Yesterday, I got Guido'd. Like having your photo posted on Redwatch or in the, this is something anyone politically active on the left may have to deal with at some point. Of course, being a young woman, the attack takes on a specific character...
|

I am a 19-year-old woman from Manchester, I'm a student at Manchester Metropolitan University and I've been active in Labour Party politics since I was 18, and I must admit while it's been a bumpy ride, I've always managed to keep my head above the water and stick at it.

Until yesterday, I could talk to anybody about sexism in politics, and tell them although it is upsetting, it's never been bad enough to make me want to quit everything for good.

Until yesterday, I'd never had my appearance picked apart so ruthlessly online by internet trolls, I didn't want to leave the house.

Until yesterday, I'd never had to ring my parents in tears, concerned they'd see the article and believe the content.

Until yesterday I'd never been ashamed for how I look or the fact I'm proud of who I am.

Until yesterday, I'd never considered quitting everything, because of how embarrassed I was over what somebody wrote about me on the internet.

Yesterday, I got Guido'd. Like having your photo posted on Redwatch or in the Daily Mail, this is something anyone politically active on the left may have to deal with at some point.

Of course, being a young woman, the attack takes on a specific character. In this case it was that, having been selected for a liberation role on a committee, I couldn't possibly have got in on my own merits. Rather, I must have been gifted it because an older man found me young and attractive.

This was complemented by the usual trawling of social media for pictures of me out with friends or enjoying myself so that his followers could comment on my appearance. Discussing my politics seems to be beyond them. The body shaming, slut shaming, abusive nonsense continued as the blog pointed people towards my Twitter, making the usual retort that "you don't have to read the comments" irrelevant.

As I say, one expects this to some extent from the gutter press and the keyboard misogynists who get off on it. What is less cheering is when those supposedly on the left engage in this. Whether it is members of my own Labour Club who think it's an appropriate tool with which to advance their own ambitions, or a former director of the London Labour Party using it as an excuse to bash those in a different faction to him, this does tremendous damage to young women who want to get involved in the political process. This behaviour cannot be tolerated in our party. After all, how can we hope to challenge sexism in wider society if we tolerate it in our own structures?

I make no apologies for being a young woman at ease with her sexuality, with friends and a social life. I make no apology for being politically active, and fighting for what I believe in. I don't see a contradiction, and I won't be told I have to give up enjoying life to have my voice heard. In the words of Emma Goldman, comrades, "If I can't dance, I don't want to be part of your revolution."

The pictures they chose to publish, might be sexualised, they might not be what you find attractive, but I touch upon the point that those pictures are for me. Do you think I dress like that to please 50-year-old men, either in my political field or on a site like Guido? No I do not. I dress like that for myself. I take charge of my sexuality, and anyone who thinks that is somehow not my right to do so, well, you know where to go.

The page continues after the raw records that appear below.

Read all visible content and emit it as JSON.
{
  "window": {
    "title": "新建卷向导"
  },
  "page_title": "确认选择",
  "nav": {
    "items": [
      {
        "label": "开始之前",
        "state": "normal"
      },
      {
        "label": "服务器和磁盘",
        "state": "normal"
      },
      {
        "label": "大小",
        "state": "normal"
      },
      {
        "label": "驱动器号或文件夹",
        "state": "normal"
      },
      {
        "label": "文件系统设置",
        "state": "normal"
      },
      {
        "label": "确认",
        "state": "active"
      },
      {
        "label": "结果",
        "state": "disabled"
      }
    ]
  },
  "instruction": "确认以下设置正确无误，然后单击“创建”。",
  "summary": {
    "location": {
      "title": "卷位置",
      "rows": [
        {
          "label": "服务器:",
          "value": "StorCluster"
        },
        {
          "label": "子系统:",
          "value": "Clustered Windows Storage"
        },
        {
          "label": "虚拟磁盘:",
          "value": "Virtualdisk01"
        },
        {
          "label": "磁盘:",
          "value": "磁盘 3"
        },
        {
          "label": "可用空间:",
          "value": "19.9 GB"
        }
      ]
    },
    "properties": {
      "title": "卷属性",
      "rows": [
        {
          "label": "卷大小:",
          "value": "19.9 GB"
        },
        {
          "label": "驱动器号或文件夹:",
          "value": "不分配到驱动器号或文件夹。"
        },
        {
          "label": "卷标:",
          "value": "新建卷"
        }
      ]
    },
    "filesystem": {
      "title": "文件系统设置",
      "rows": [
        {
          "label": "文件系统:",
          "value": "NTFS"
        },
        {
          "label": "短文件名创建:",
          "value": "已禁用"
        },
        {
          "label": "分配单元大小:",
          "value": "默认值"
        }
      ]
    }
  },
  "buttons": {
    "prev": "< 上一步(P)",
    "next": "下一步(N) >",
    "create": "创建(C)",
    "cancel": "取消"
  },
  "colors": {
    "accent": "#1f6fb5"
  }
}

I want to use this as a way to help other women in this position. Never apologise for your sexuality. Never apologise for your successes. But you should never accept something like what I faced yesterday, because it is only in our reaction, that we can show them exactly, what we are made of.

I would like to take this opportunity to thank my family, my friends and the long list of people who have taken their time today to offer me support and love during what has been a difficult day.

And to those who have done quite the opposite, well you know where the door is.

Don't let it hit you on the way out.